Confession Time: I’m a creature of habit, by choice. I love my routines. I enjoy following a schedule and feel very accomplished when I get to check daily tasks off of my To-Do List. It makes me feel efficient and organized. And when I’m organized, I feel like I’ve got everything under control. I’m on top of the world.
When I decided to start planning my PCT thru-hike last year, the first thing I did was create a PCT To-Do List. From there, I would check tasks off the list as I completed them. Read Yogi’s Pacific Crest Trail Handbook? Check! Pick a start date? Check! Apply for a PCT Long Distance Permit, California Campfire Permit and Application to Enter Canada via the PCT? Check! Check! Check! Pick a water filter and learn how to use it? Check! Go on at least one hike a week? Check! Put together a town stop itinerary for my entire trip before the new year? Check!
Then came the harder tasks to check off the list like making more time in my schedule to hike multiple times a week. I couldn’t do this with a 40+ hour/week, Monday through Friday day job. I needed more flexibility in my week to get my training in. Hiking only on Saturdays and Sundays wasn’t going to cut it. My first step to getting out of my comfort zone was to give up the day job. I went back to bartending and upped the amount of yoga classes I taught each week. At first, leaving a comfortable, financially stable day job was pretty scary. Would I make enough money to pay my bills and save for my trip? Would my new schedule allow me the additional time I wanted to devote to training hikes? Turns out that was a big fat yes and yes. Check and Check!
Then there was being okay with being by myself out in the wilderness. Since I was planning to hike the PCT solo, I had to start getting used to hiking without the comfort of having my friends around. At first, going on solo hikes was probably one of the scariest things I’ve ever done. Could I really hike out there all by myself? What if I fall and hurt myself? Who would call for help? What if I get lost? What happens if I run into a creepy person or a bear on the trail?
Putting all the “What If’s” aside, I went on a hike by myself. I started off on popular, well-traveled trails because I knew there would be other people. Then something magical happened. After a couple of solo hikes, I started craving getting out there by myself. I wondered why I hadn’t tried solo hiking sooner? I stepped even further out of my comfort zone and started choosing less popular trails, in hopes of not seeing another soul on the trail for miles. Getting used to being okay with being by myself in the wilderness? Check!
This week, the theme for my yoga classes is to get out of your comfort zone. I’m encouraging my students to try something new, either in their yoga practice or outside of the studio. I’m encouraging them to make a change, even if it’s a small change. I’m asking students to think about their limits, their edge, and find a way to safely move beyond it. For example, on the mat it could be exploring a new option in a posture or holding a posture a little longer than they normally would.
When it comes to getting out of your comfort zone, acknowledge whatever it is you’re afraid of and embrace the discomfort of trying something new. When we’re able to overcome our own limitations, doors will open to more challenges we can achieve.
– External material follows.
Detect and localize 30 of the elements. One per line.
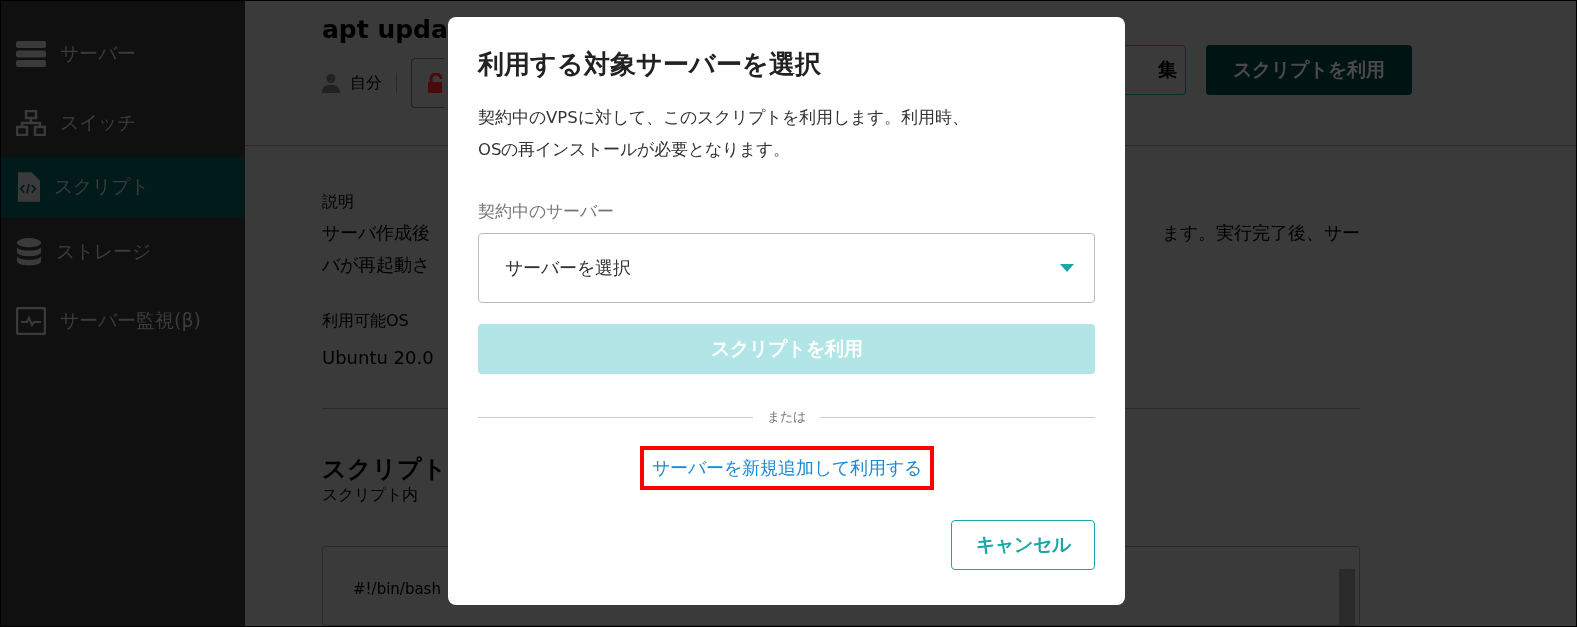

If we don’t challenge ourselves to getting out of our comfort zone every now and then, Robin Sharma says, “The fears we don’t face become our limits.” Who wants to spend the rest of their life living in a bubble?
Even though I teach yoga to hundreds of people each week and am planning a five month thru-hike along the Pacific Crest Trail, I’m scared getting out of my comfort zone too. In less than a month, I’ll be hopping on a plane to fly to San Diego to hike the PCT by myself, all 2,650+ miles of it. I have a lot of fears about this upcoming adventure – the fear of being along in the wilderness, the fear of sleeping alone in my tent in the middle of nowhere, the fear of being hungry, being thirsty, being cold, extreme weather and possible injury. All of these fears aside, I’m ready to embrace the discomfort of trying something new, to get out of my comfort zone, no matter how scary it all may seem right now.
Just like Stephen King says, “The scariest moment is always just before you start.”